If it does work does it ruin blades quickly?? and does it create less dust than a circle saw and masonry blade??

are there brands to buy,,,and not buy???


----------



## Bud Cline (Mar 12, 2006)

I have seen somewhere that there are diamond blades available for the dual-saw but have never seen or used one first hand. There will be dust I'm sure.


----------



## Dvanek12 (Jul 31, 2011)

4just1don said:


> saw a dual saw say they can cut anything???does that include cement board???
> 
> If it does work does it ruin blades quickly?? and does it create less dust than a circle saw and masonry blade??
> 
> are there brands to buy,,,and not buy???


Ridgid makes good saw for cement board with a exhaust port, so you can direct the dust away from you or attach to a vacuum to it.
Also you can use a fan to blow the dust away from you. The blade is about $ 50.00, but worth it, if you cutting alot of cement board.


----------



## TrapperL (Jul 23, 2011)

This is the blade you can use in any 7 1/4" circular saw. Most subs will buy the cheapest saw they can and use it until it dies. I would not suggest working any cement board with good tools as they will be destroyed. At one time and maybe they still offer it but the James Hardi Company would replace any cement board diamond blade free. All you had to do was send them the old blade and they sent you a new one. Might check it out if you are going to do much work with it.


----------



## oh'mike (Sep 18, 2009)

Sounds expensive and dusty---I've got a wet cutting 4" circular saw just for cutting Durrock.

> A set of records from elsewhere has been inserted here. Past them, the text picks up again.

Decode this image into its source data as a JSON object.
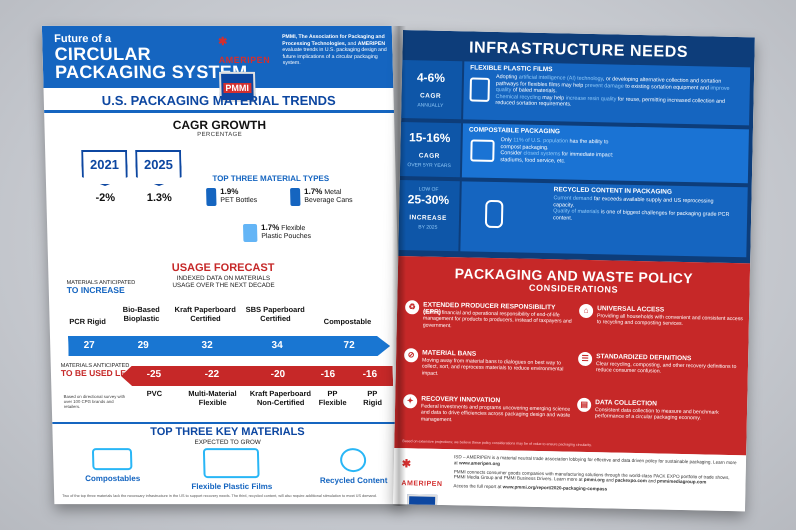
{
  "left_page": {
    "header": {
      "title_small": "Future of a",
      "title_line1": "CIRCULAR",
      "title_line2": "PACKAGING SYSTEM",
      "logo_text": "AMERIPEN",
      "pmmi_text": "PMMI",
      "intro_bold1": "PMMI, The Association for Packaging and Processing Technologies,",
      "intro_and": " and ",
      "intro_bold2": "AMERIPEN",
      "intro_rest": " evaluate trends in U.S. packaging design and future implications of a circular packaging system."
    },
    "trends": {
      "title": "U.S. PACKAGING MATERIAL TRENDS",
      "cagr_title": "CAGR GROWTH",
      "cagr_sub": "PERCENTAGE",
      "years": [
        {
          "year": "2021",
          "value": "-2%"
        },
        {
          "year": "2025",
          "value": "1.3%"
        }
      ],
      "top_three_title": "TOP THREE MATERIAL TYPES",
      "materials": [
        {
          "pct": "1.9%",
          "name": "PET Bottles"
        },
        {
          "pct": "1.7%",
          "name_line1": "Metal",
          "name_line2": "Beverage Cans"
        },
        {
          "pct": "1.7%",
          "name_line1": "Flexible",
          "name_line2": "Plastic Pouches"
        }
      ]
    },
    "forecast": {
      "title": "USAGE FORECAST",
      "sub_line1": "INDEXED DATA ON MATERIALS",
      "sub_line2": "USAGE OVER THE NEXT DECADE",
      "increase_small": "MATERIALS ANTICIPATED",
      "increase_big": "TO INCREASE",
      "increase_items": [
        {
          "l1": "PCR Rigid",
          "l2": "",
          "value": "27"
        },
        {
          "l1": "Bio-Based",
          "l2": "Bioplastic",
          "value": "29"
        },
        {
          "l1": "Kraft Paperboard",
          "l2": "Certified",
          "value": "32"
        },
        {
          "l1": "SBS Paperboard",
          "l2": "Certified",
          "value": "34"
        },
        {
          "l1": "Compostable",
          "l2": "",
          "value": "72"
        }
      ],
      "less_small": "MATERIALS ANTICIPATED",
      "less_big": "TO BE USED LESS",
      "less_items": [
        {
          "l1": "PVC",
          "l2": "",
          "value": "-25"
        },
        {
          "l1": "Multi-Material",
          "l2": "Flexible",
          "value": "-22"
        },
        {
          "l1": "Kraft Paperboard",
          "l2": "Non-Certified",
          "value": "-20"
        },
        {
          "l1": "PP",
          "l2": "Flexible",
          "value": "-16"
        },
        {
          "l1": "PP",
          "l2": "Rigid",
          "value": "-16"
        }
      ],
      "note": "Based on directional survey with over 100 CPG brands and retailers."
    },
    "key_materials": {
      "title": "TOP THREE KEY MATERIALS",
      "sub": "EXPECTED TO GROW",
      "items": [
        "Compostables",
        "Flexible Plastic Films",
        "Recycled Content"
      ]
    },
    "footnote": "Two of the top three materials lack the necessary infrastructure in the US to support recovery needs. The third, recycled content, will also require additional stimulation to meet US demand."
  },
  "right_page": {
    "infra": {
      "title": "INFRASTRUCTURE NEEDS",
      "stats": [
        {
          "big": "4-6%",
          "mid": "CAGR",
          "small": "ANNUALLY"
        },
        {
          "big": "15-16%",
          "mid": "CAGR",
          "small": "OVER 5YR YEARS"
        },
        {
          "pre": "LOW OF",
          "big": "25-30%",
          "mid": "INCREASE",
          "small": "BY 2025"
        }
      ],
      "cards": [
        {
          "head": "FLEXIBLE PLASTIC FILMS",
          "p1_a": "Adopting ",
          "p1_hl": "artificial intelligence (AI) technology",
          "p1_b": ", or developing alternative collection and sortation pathways for flexibles films may help ",
          "p1_hl2": "prevent damage",
          "p1_c": " to existing sortation equipment and ",
          "p1_hl3": "improve quality",
          "p1_d": " of baled materials.",
          "p2_hl": "Chemical recycling",
          "p2_a": " may help ",
          "p2_hl2": "increase resin quality",
          "p2_b": " for reuse, permitting increased collection and reduced sortation requirements."
        },
        {
          "head": "COMPOSTABLE PACKAGING",
          "p1_a": "Only ",
          "p1_hl": "11% of U.S. population",
          "p1_b": " has the ability to compost packaging.",
          "p2_a": "Consider ",
          "p2_hl": "closed systems",
          "p2_b": " for immediate impact: stadiums, food service, etc."
        },
        {
          "head": "RECYCLED CONTENT IN PACKAGING",
          "p1_hl": "Current demand",
          "p1_a": " far exceeds available supply and US reprocessing capacity.",
          "p2_hl": "Quality of materials",
          "p2_a": " is one of biggest challenges for packaging grade PCR content."
        }
      ]
    },
    "policy": {
      "title": "PACKAGING AND WASTE POLICY",
      "sub": "CONSIDERATIONS",
      "items": [
        {
          "head": "EXTENDED PRODUCER RESPONSIBILITY (EPR)",
          "text": "Shifting financial and operational responsibility of end-of-life management for products to producers, instead of taxpayers and government."
        },
        {
          "head": "UNIVERSAL ACCESS",
          "text": "Providing all households with convenient and consistent access to recycling and composting services."
        },
        {
          "head": "MATERIAL BANS",
          "text": "Moving away from material bans to dialogues on best way to collect, sort, and reprocess materials to reduce environmental impact."
        },
        {
          "head": "STANDARDIZED DEFINITIONS",
          "text": "Clear recycling, composting, and other recovery definitions to reduce consumer confusion."
        },
        {
          "head": "RECOVERY INNOVATION",
          "text": "Federal investments and programs uncovering emerging science and data to drive efficiencies across packaging design and waste management."
        },
        {
          "head": "DATA COLLECTION",
          "text": "Consistent data collection to measure and benchmark performance of a circular packaging economy."
        }
      ],
      "footnote": "Based on extensive projections; we believe these policy considerations may be of value to ensure packaging circularity."
    },
    "bottom": {
      "logo_text": "AMERIPEN",
      "p1_a": "ISD – AMERIPEN is a material neutral trade association lobbying for effective and data driven policy for sustainable packaging. Learn more at ",
      "p1_link": "www.ameripen.org",
      "p2_a": "PMMI connects consumer goods companies with manufacturing solutions through the world-class PACK EXPO portfolio of trade shows, PMMI Media Group and PMMI Business Drivers. Learn more at ",
      "p2_link": "pmmi.org",
      "p2_b": " and ",
      "p2_link2": "packexpo.com",
      "p2_c": " and ",
      "p2_link3": "pmmimediagroup.com",
      "p3_a": "Access the full report at ",
      "p3_link": "www.pmmi.org/report/2020-packaging-compass"
    }
  }
}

Harbor Freight has one like it for about $39.00

You just slap a wet sponge against the blade as you cut---no dust--clean cut.

You can cut Durrock just fine with a utility knife and maybe a jig saw with a carbide grit blade---

You need to justify the cost of a tool and the amount of use that it will get---and the time saved.


----------



## 4just1don (Jun 13, 2008)

thanks for replies, was thinkinking tile cement board tile backer as have 3 or 4 showers over tubs to do.hard to score and snap like 3/4 " hence cutting most of it anyway. The wet sponge saw sounds great. can you use a wet sponge with a regular circle saw or does it get the motor too wet? Cut some outside in wind, but did cut out a high vinyl window with a very slanted window sill under it while screwed to wall. A little less dust would be great.

Another potential use of the dual saw would be to cut vinyl siding for install and steel soffit panels for length instead of those hand shears. Does the saw cut siding and soffits clean?or jagged edged??


----------



## oh'mike (Sep 18, 2009)

The little wet saw spins slowly ----I think the wet sponge might be dangerous with a regular Skill Saw.

The little saw is worth the money if you have that much work ahead of you,


----------